Congratulations to Jebney Lewis, Sandy Lloyd, Philip Seitz, and Randall Mason on their 2011 HPP Awards for Interpretive Inquiry and Investigation from the Heritage Philadelphia Program (HPP) of The Pew Center for Arts & Heritage. Formerly known as the HPP Scholars in the Interpretation of History, this professional development opportunity supports individual practitioners in the investigation of imaginative projects in public history by connecting the present to the past in engaging, imaginative, and meaningful ways; responding to audience/community interests or needs; and
demonstrating a complex understanding and presentation of history.  There are four recipients this year, an unprecedented number:

  • Jebney Lewis for We Make the City.  Lewis will develop and construct a small exhibit with a focus on the intersection of Broad and Market Streets between the years 1900–10. It will examine “how the aspirations of the industrializing city were embodied in the creation of grand expressions of pride and ostentation,” as illustrated through the completion of City Hall in 1901 and the work of Alexander Milne Calder, who designed the sculptures which adorn it; the acquisition and installation of the Wanamaker organ in 1909; and the first official Mummers Parade, held in 1901. Jebney Lewis is an artist and educator interested in finding new ways to connect audiences with history. He has a BA in theater arts from the University of Washington.
  • Sandy Lloyd for The Future of Storytelling.  Lloyd will consider new approaches to storytelling, and how they might be used in creating compelling interpretations of history, particularly at historic sites. Building on years of previous investigation and practice, Lloyd will consider the techniques of several disciplines, including theater and historic site interpreters, as well as traditional and emerging storytellers. Sandy Lloyd is an independent interpretive specialist who works with many historical organizations in and around Philadelphia. She has a BA in American studies from Smith College, and an MA from the Winterthur Program in Early American Culture from the University of Delaware.
  • Randall Mason for Interpreting No-Man’s Land.  Mason will investigate ways of interpreting “no-man’s lands,” which he describes as “territories that can be seen, known, imagined, but not visited.” Mason’s research will focus on two such landscapes: the North Philadelphia Rail Corridor and New York City’s North Brother Island. He will work with a team or interpretive and design professionals to identify potential solutions to this interpretive challenge. Randy Mason is chair of the graduate program in historic preservation at the University of Pennsylvania. He has a PhD in urban planning from Columbia University.

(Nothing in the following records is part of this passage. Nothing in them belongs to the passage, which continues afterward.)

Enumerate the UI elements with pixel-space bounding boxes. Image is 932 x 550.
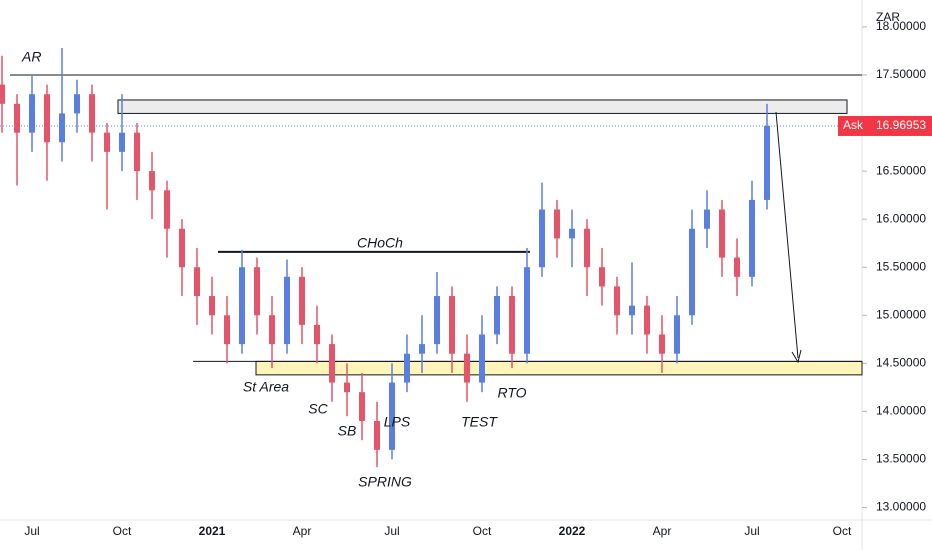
candle-body — [239, 267, 245, 345]
y-tick-label: 16.00000 — [876, 211, 926, 225]
candle-body — [59, 113, 65, 143]
candle-body — [434, 296, 440, 345]
x-tick-label: 2022 — [559, 524, 586, 538]
y-tick-label: 13.50000 — [876, 452, 926, 466]
annotation: St Area — [243, 379, 289, 395]
x-tick-label: Oct — [113, 524, 132, 538]
candle-body — [359, 392, 365, 421]
candle-body — [89, 94, 95, 133]
candle-body — [479, 334, 485, 383]
candle-body — [449, 296, 455, 354]
candle-body — [44, 94, 50, 143]
y-tick-label: 17.50000 — [876, 67, 926, 81]
candle-body — [389, 382, 395, 450]
candle-body — [704, 209, 710, 229]
upper-zone — [117, 99, 848, 114]
candle-body — [74, 94, 80, 114]
x-tick-label: Apr — [293, 524, 312, 538]
y-tick-label: 13.00000 — [876, 500, 926, 514]
candle-body — [764, 125, 770, 200]
annotation: RTO — [497, 385, 526, 401]
candle-body — [539, 209, 545, 268]
annotation: SC — [308, 401, 328, 417]
candle-body — [134, 132, 140, 172]
y-tick-label: 14.50000 — [876, 355, 926, 369]
candle-body — [0, 84, 5, 104]
candle-body — [29, 94, 35, 133]
candle-body — [569, 228, 575, 239]
candle-body — [179, 228, 185, 268]
candle-body — [719, 209, 725, 258]
annotation: LPS — [384, 414, 411, 430]
candle-body — [629, 305, 635, 316]
candle-body — [659, 334, 665, 354]
ask-box — [838, 115, 932, 136]
candle-body — [269, 315, 275, 345]
x-tick-label: 2021 — [199, 524, 226, 538]
candle-body — [614, 286, 620, 316]
candle-body — [689, 228, 695, 316]
candle-body — [254, 267, 260, 316]
candle-body — [494, 296, 500, 335]
candle-body — [734, 257, 740, 277]
x-tick-label: Apr — [653, 524, 672, 538]
candle-body — [314, 324, 320, 345]
candle-body — [524, 267, 530, 354]
y-tick-label: 14.00000 — [876, 404, 926, 418]
x-tick-label: Oct — [833, 524, 852, 538]
candle-body — [419, 344, 425, 354]
candle-body — [149, 171, 155, 191]
candle-body — [554, 209, 560, 239]
candle-body — [464, 353, 470, 383]
candle-body — [749, 199, 755, 277]
currency: ZAR — [876, 10, 900, 24]
y-tick-label: 18.00000 — [876, 19, 926, 33]
candle-body — [119, 132, 125, 152]
candle-body — [644, 305, 650, 335]
y-tick-label: 16.50000 — [876, 163, 926, 177]
candle-body — [299, 276, 305, 325]
x-tick-label: Jul — [24, 524, 39, 538]
candle-body — [329, 344, 335, 383]
candle-body — [224, 315, 230, 345]
annotation: CHoCh — [357, 235, 403, 251]
candle-body — [194, 267, 200, 297]
candle-body — [14, 103, 20, 133]
candle-body — [509, 296, 515, 354]
annotation: AR — [21, 49, 41, 65]
candle-body — [404, 353, 410, 383]
ask-label: Ask — [843, 118, 864, 132]
x-tick-label: Jul — [744, 524, 759, 538]
ask-value: 16.96953 — [876, 118, 926, 132]
candle-body — [164, 190, 170, 229]
candle-body — [599, 267, 605, 287]
candle-body — [284, 276, 290, 345]
annotation: TEST — [461, 414, 498, 430]
y-tick-label: 15.50000 — [876, 259, 926, 273]
arrow — [775, 111, 799, 359]
annotation: SPRING — [358, 474, 412, 490]
x-tick-label: Oct — [473, 524, 492, 538]
candle-body — [209, 296, 215, 316]
x-tick-label: Jul — [384, 524, 399, 538]
arrow-head — [791, 349, 802, 364]
annotation: SB — [338, 423, 357, 439]
candle-body — [674, 315, 680, 354]
candle-body — [584, 228, 590, 268]
y-tick-label: 15.00000 — [876, 307, 926, 321]
candle-body — [344, 382, 350, 393]
candle-body — [104, 132, 110, 152]
candle-body — [374, 420, 380, 450]
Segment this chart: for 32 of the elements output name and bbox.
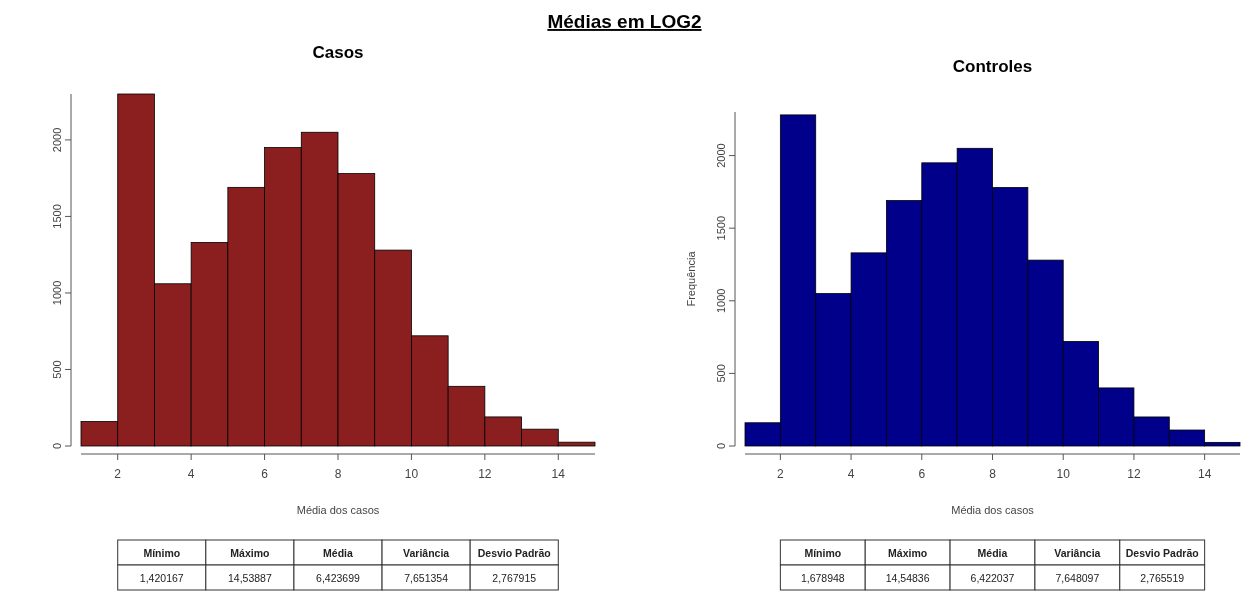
y-tick-label: 1000 — [715, 288, 727, 314]
stats-table: Mínimo Máximo Média Variância Desvio Padrão 1,420167 14,53887 6,423699 7,651354 2,767915 — [117, 539, 559, 591]
x-tick-label: 6 — [261, 467, 269, 481]
x-axis-title: Média dos casos — [296, 504, 380, 516]
text: Médias em LOG2 — [547, 11, 702, 32]
x-tick-label: 10 — [1056, 467, 1071, 481]
chart-title: Controles — [952, 57, 1033, 76]
y-tick-label: 1000 — [51, 280, 63, 306]
x-tick-label: 14 — [1197, 467, 1212, 481]
x-tick-label: 6 — [918, 467, 926, 481]
x-tick-label: 12 — [1127, 467, 1141, 481]
stats-table: Mínimo Máximo Média Variância Desvio Padrão 1,678948 14,54836 6,422037 7,648097 2,765519 — [779, 539, 1206, 591]
y-axis-title: Frequência — [685, 250, 697, 307]
x-tick-label: 8 — [989, 467, 997, 481]
y-tick-label: 2000 — [715, 143, 727, 168]
x-axis-title: Média dos casos — [951, 504, 1035, 516]
x-tick-label: 2 — [777, 467, 785, 481]
x-tick-label: 14 — [551, 467, 566, 481]
x-tick-label: 10 — [404, 467, 419, 481]
y-tick-label: 1500 — [715, 215, 727, 241]
y-tick-label: 500 — [715, 364, 727, 383]
y-tick-label: 2000 — [51, 127, 63, 153]
chart-title: Casos — [312, 43, 364, 62]
x-tick-label: 4 — [847, 467, 855, 481]
x-tick-label: 8 — [334, 467, 342, 481]
y-tick-label: 500 — [51, 360, 63, 379]
y-tick-label: 1500 — [51, 204, 63, 229]
x-tick-label: 12 — [478, 467, 492, 481]
x-tick-label: 2 — [114, 467, 122, 481]
y-tick-label: 0 — [715, 442, 727, 450]
x-tick-label: 4 — [187, 467, 195, 481]
y-tick-label: 0 — [51, 442, 63, 450]
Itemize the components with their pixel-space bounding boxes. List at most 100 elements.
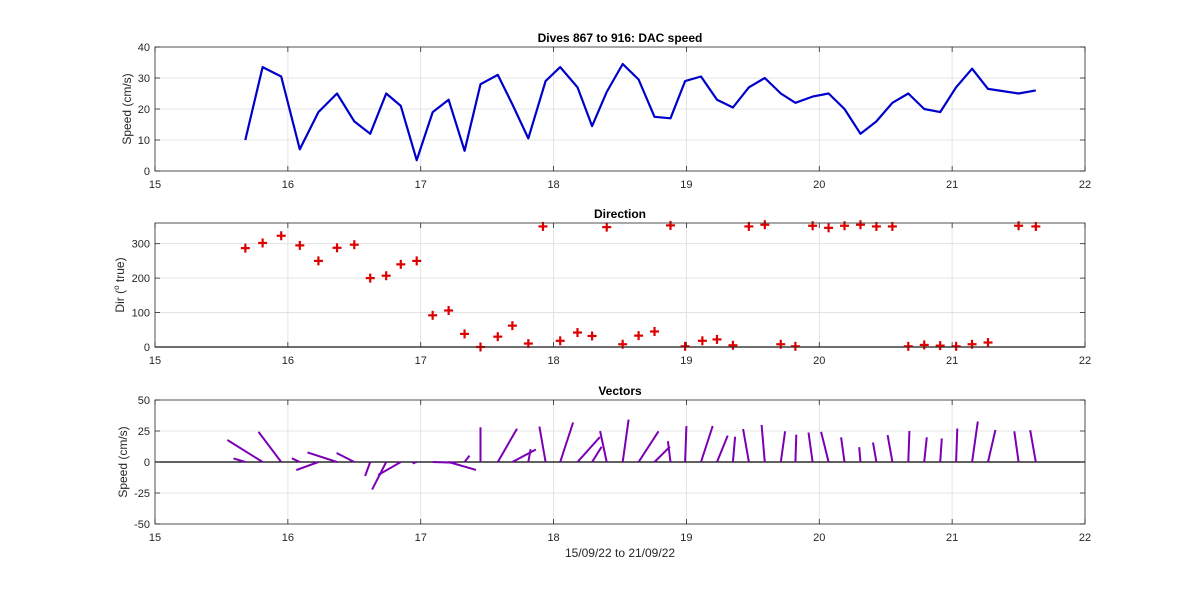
x-tick-label: 19: [680, 179, 692, 191]
direction-point: [428, 310, 438, 320]
vector-stick: [971, 421, 979, 463]
vector-stick: [295, 461, 319, 472]
direction-point: [349, 240, 359, 250]
x-tick-label: 16: [282, 355, 294, 367]
x-tick-label: 16: [282, 179, 294, 191]
speed-panel: Dives 867 to 916: DAC speed 15 16 17 18 19 20…: [120, 31, 1091, 191]
x-tick-label: 15: [149, 355, 161, 367]
direction-point: [555, 336, 565, 346]
vector-stick: [559, 422, 575, 463]
direction-point: [493, 332, 503, 342]
vector-stick: [364, 461, 372, 477]
direction-point: [412, 256, 422, 266]
speed-panel-ylabel: Speed (cm/s): [120, 73, 134, 144]
x-tick-label: 21: [946, 179, 958, 191]
direction-point: [919, 340, 929, 350]
direction-point: [523, 339, 533, 349]
direction-point: [332, 243, 342, 253]
y-tick-label: 10: [138, 135, 150, 147]
x-tick-label: 18: [547, 355, 559, 367]
y-tick-label: -50: [134, 519, 150, 531]
y-tick-label: 20: [138, 104, 150, 116]
direction-point: [871, 221, 881, 231]
vector-stick: [576, 436, 601, 463]
x-tick-label: 17: [415, 179, 427, 191]
y-tick-label: 0: [144, 457, 150, 469]
vector-stick: [700, 425, 714, 463]
direction-panel-grid: [155, 223, 1085, 347]
direction-point: [697, 336, 707, 346]
vector-stick: [233, 457, 246, 463]
x-tick-label: 21: [946, 532, 958, 544]
y-tick-label: 30: [138, 73, 150, 85]
direction-point: [634, 331, 644, 341]
vector-stick: [907, 430, 911, 463]
vector-stick: [291, 457, 301, 463]
vector-stick: [637, 430, 660, 463]
x-tick-label: 21: [946, 355, 958, 367]
y-tick-label: 200: [132, 273, 150, 285]
vector-stick: [872, 442, 878, 463]
direction-point: [572, 328, 582, 338]
direction-panel-ticks: 15 16 17 18 19 20 21 22 0 100 200 300: [132, 223, 1091, 367]
vector-stick: [377, 461, 402, 476]
direction-point: [240, 243, 250, 253]
y-tick-label: 50: [138, 395, 150, 407]
direction-point: [396, 259, 406, 269]
direction-point: [790, 341, 800, 351]
direction-scatter-series: [155, 220, 1085, 352]
vectors-panel-ticks: 15 16 17 18 19 20 21 22 -50 -25 0 25 50: [134, 395, 1091, 544]
vector-stick: [886, 434, 894, 463]
direction-point: [760, 220, 770, 230]
vector-stick: [1013, 431, 1020, 463]
direction-point: [650, 327, 660, 336]
direction-point: [903, 341, 913, 351]
y-tick-label: 0: [144, 166, 150, 178]
direction-point: [680, 341, 690, 351]
y-tick-label: -25: [134, 488, 150, 500]
vector-stick: [538, 426, 547, 463]
direction-point: [1031, 221, 1041, 231]
direction-point: [712, 334, 722, 344]
vector-stick: [653, 445, 671, 463]
ylabel-part-2: true): [113, 257, 127, 285]
vector-stick: [807, 432, 814, 463]
direction-point: [951, 341, 961, 351]
vector-stick: [336, 452, 355, 463]
y-tick-label: 300: [132, 239, 150, 251]
direction-point: [728, 340, 738, 350]
x-tick-label: 20: [813, 355, 825, 367]
speed-line: [244, 62, 1036, 162]
direction-point: [983, 338, 993, 348]
vector-stick: [760, 424, 766, 463]
vector-stick: [257, 431, 282, 463]
direction-point: [887, 221, 897, 231]
vector-stick: [955, 428, 959, 463]
direction-point: [587, 331, 597, 341]
direction-point: [744, 221, 754, 231]
vector-stick: [599, 430, 608, 463]
ylabel-degree-superscript: o: [112, 285, 121, 290]
vector-stick: [666, 440, 672, 463]
direction-point: [665, 220, 675, 230]
x-tick-label: 15: [149, 179, 161, 191]
speed-line-series: [244, 62, 1036, 162]
vector-stick: [684, 426, 688, 463]
vector-stick: [939, 438, 943, 463]
vectors-panel-ylabel: Speed (cm/s): [116, 426, 130, 497]
vector-stick: [794, 434, 798, 463]
x-tick-label: 20: [813, 532, 825, 544]
vector-stick: [742, 428, 750, 463]
vector-sticks-series: [155, 419, 1085, 491]
vector-stick: [591, 446, 603, 463]
direction-point: [538, 221, 548, 231]
ylabel-part-1: Dir (: [113, 290, 127, 313]
vectors-panel-title: Vectors: [598, 384, 642, 398]
x-tick-label: 19: [680, 355, 692, 367]
y-tick-label: 40: [138, 42, 150, 54]
speed-panel-ticks: 15 16 17 18 19 20 21 22 0 10 20 30 40: [138, 42, 1091, 191]
direction-point: [935, 341, 945, 351]
direction-point: [507, 321, 517, 331]
vector-stick: [412, 461, 418, 465]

  • Phillip Seitz for Investigating How History Matters.  In his project, Seitz will investigate the questions, “Does history matter, and if so, how?” while focusing on the use of stories from African-American history to build emotional strength and resilience in black youth. His research will cross disciplinary boundaries in order to compile learnings from the fields of history, psychology, and education.  Seitz is an independent history professional and the winner of the 2011 Brooking Prize for Creativity from the American Association of Museums. He has a BA in American culture from Vassar College and an AM in American civilization from George Washington University.